Legitimacy and political stability in North Korea : The role of Securitization

Despite the economic, political, and social hardships that followed the end of the Cold War in 1992, North Korea has not shown any serious signs of destabilization. Indeed, a common theme runs in the study of politics in North Korea: the question of how the country continues to remain stable where other autocracies show instability. In the present study, I draw on research into autocratic legitimacy and security to discuss the role of securitization in North Korean legitimation efforts for guaranteeing political stability. I investigate how North Korean domestic portrayals of foreign threats and security issues are connected to political legitimacy and support and I investigate how the state-led discourse about security in North Korea evolves, what exactly talking about security means and looks like in North Korea, and what this means for outside observers. By analyzing modern North Korea through its most important propaganda channel – the newspaper Rodong Sinmun – in the years from 1990 to 1994, 2000 to 2004, and 2010 to 2014, we can directly observe how North Korean actors talk about security and what kind of security narratives the North Korean state uses to garner support from its citizens.

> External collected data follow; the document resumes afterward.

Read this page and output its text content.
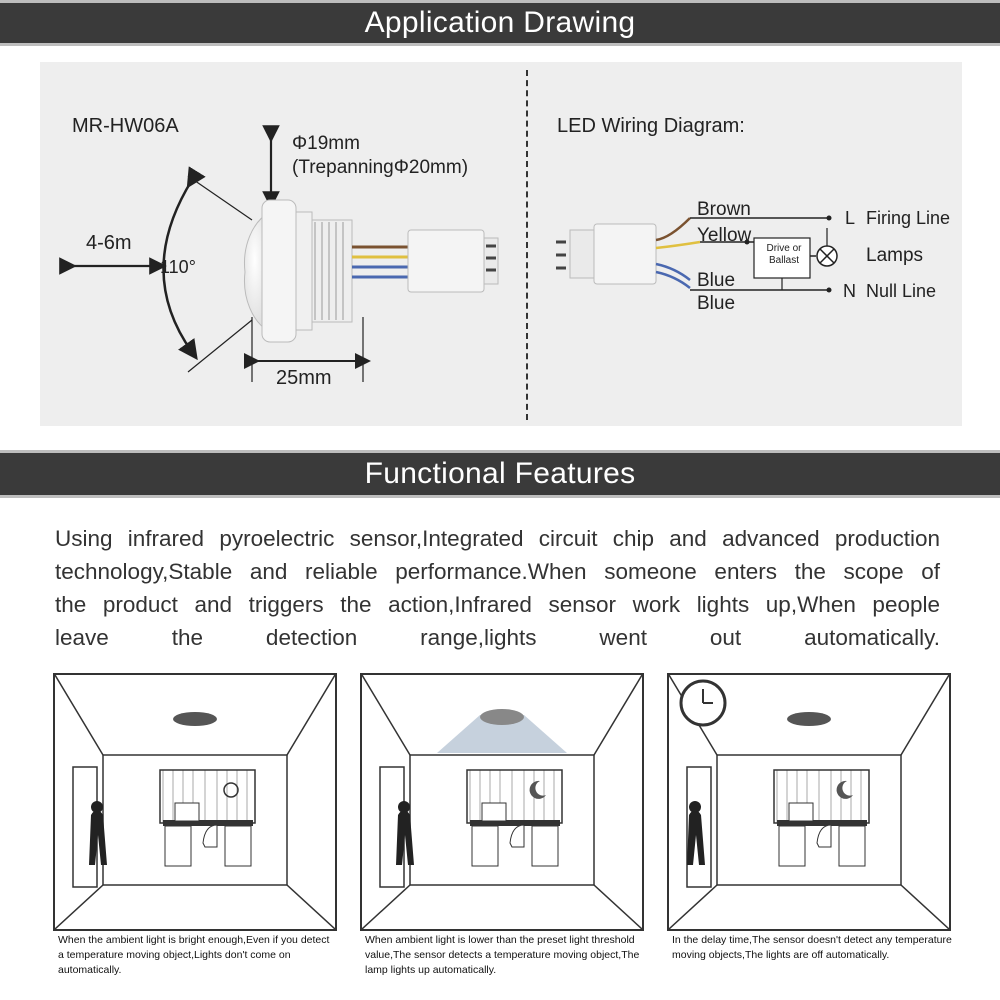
Application Drawing
MR-HW06A
Φ19mm
(TrepanningΦ20mm)
4-6m
110°
25mm
LED Wiring Diagram:
Brown
Yellow
Blue
Blue
Drive or
Ballast
L Firing Line
Lamps
N Null Line
Functional Features
Using infrared pyroelectric sensor,Integrated circuit chip and advanced production
technology,Stable and reliable performance.When someone enters the scope of
the product and triggers the action,Infrared sensor work lights up,When people
leave the detection range,lights went out automatically.
When the ambient light is bright enough,Even if you detect a temperature moving object,Lights don't come on automatically.
When ambient light is lower than the preset light threshold value,The sensor detects a temperature moving object,The lamp lights up automatically.
In the delay time,The sensor doesn't detect any temperature moving objects,The lights are off automatically.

I find that North Korea securitizes adaptively depending on the overall domestic and international political situation. In other words, North Korean propaganda is far from being totally rigid. Instead, patterns of argumentation that revolve around specific dangers to North Korea’s security (dis)appear in official sources depending on whether they fit current events. The observed patterns point towards planned securitization processes that are preemptive of certain developments and reactive to others and ultimately have the purpose of stabilizing the North Korean system, the current government, and ensure support for specific policies.

The core referent objects of security in North Korean securitization discourse are North Korea’s physical security, North Korea’s non-physical security, and nuclear issues. The relative importance of each of these referent objects has shifted since the end of the Soviet Union until today, but none of these issues have ceased to be central to North Korea’s understanding of security. Instead of being North Korea’s only concern, North Korea’s physical security is its primary security interest, which is, crucially, linked to non-physical security, as recurring patterns of simultaneous de- and increase in securitization behavior show. North Korean securitization actors understand security not as either physical or non-physical; for them, it is both. North Korea did not freeze neither its ideology nor its security thinking at the end of the Cold War – both continued and continue to evolve. 

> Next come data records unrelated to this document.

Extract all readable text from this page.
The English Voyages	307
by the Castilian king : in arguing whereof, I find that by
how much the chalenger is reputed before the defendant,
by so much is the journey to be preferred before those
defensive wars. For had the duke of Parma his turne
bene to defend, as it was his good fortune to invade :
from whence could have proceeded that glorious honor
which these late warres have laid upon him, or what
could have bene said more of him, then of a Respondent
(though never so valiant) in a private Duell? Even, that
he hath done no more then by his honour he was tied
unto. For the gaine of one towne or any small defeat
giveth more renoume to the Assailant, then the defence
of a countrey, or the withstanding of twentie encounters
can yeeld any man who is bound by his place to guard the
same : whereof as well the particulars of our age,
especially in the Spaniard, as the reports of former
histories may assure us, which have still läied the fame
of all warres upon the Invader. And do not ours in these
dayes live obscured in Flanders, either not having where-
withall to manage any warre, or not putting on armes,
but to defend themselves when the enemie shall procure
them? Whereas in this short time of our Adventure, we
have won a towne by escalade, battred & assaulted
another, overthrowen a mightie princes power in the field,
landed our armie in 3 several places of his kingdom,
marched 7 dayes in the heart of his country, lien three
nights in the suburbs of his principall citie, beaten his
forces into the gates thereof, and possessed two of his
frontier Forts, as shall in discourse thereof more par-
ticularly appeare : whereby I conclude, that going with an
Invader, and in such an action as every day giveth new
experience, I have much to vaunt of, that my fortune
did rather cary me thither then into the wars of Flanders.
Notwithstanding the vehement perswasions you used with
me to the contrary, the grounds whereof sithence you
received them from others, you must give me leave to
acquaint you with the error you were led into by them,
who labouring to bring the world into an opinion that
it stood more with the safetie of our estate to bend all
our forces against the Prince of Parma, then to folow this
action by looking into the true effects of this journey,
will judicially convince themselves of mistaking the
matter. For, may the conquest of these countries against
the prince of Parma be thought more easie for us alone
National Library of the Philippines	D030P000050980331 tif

The main contribution of the present study is twofold. First, by incorporating theoretical approaches and case-specific insights about North Korea from political science, securitization studies, and North Korea studies, I show how these research directions can benefit from each other. Given language-related challenges and tendencies to stick to large-N studies, many studies located in classical political science tend to overlook North Korea’s unique historical and cultural characteristics. Studies about North Korea that have successfully shown the relevance of such characteristics for, e.g., North Korea’s foreign and security politics, meanwhile, sometimes lack a connection to theoretical debates in the wider field of political science, especially when it comes to security studies, securitization, and connecting research from Korean and non-Korean researchers. I address this problem by linking the three factors of research into autocracies, security studies, and North Korea research within one study. Second, my study of North Korean securitization and the transported security narratives ultimately helps to understand why autocracies like North Korea pursue a specific style of politics that focuses on external threats, why it is unlikely that they will desist from this style of politics, and how outside responses designed to pressure and destabilize North Korea can be turned around and used by the regime to strengthen the North Korean system and the current government instead.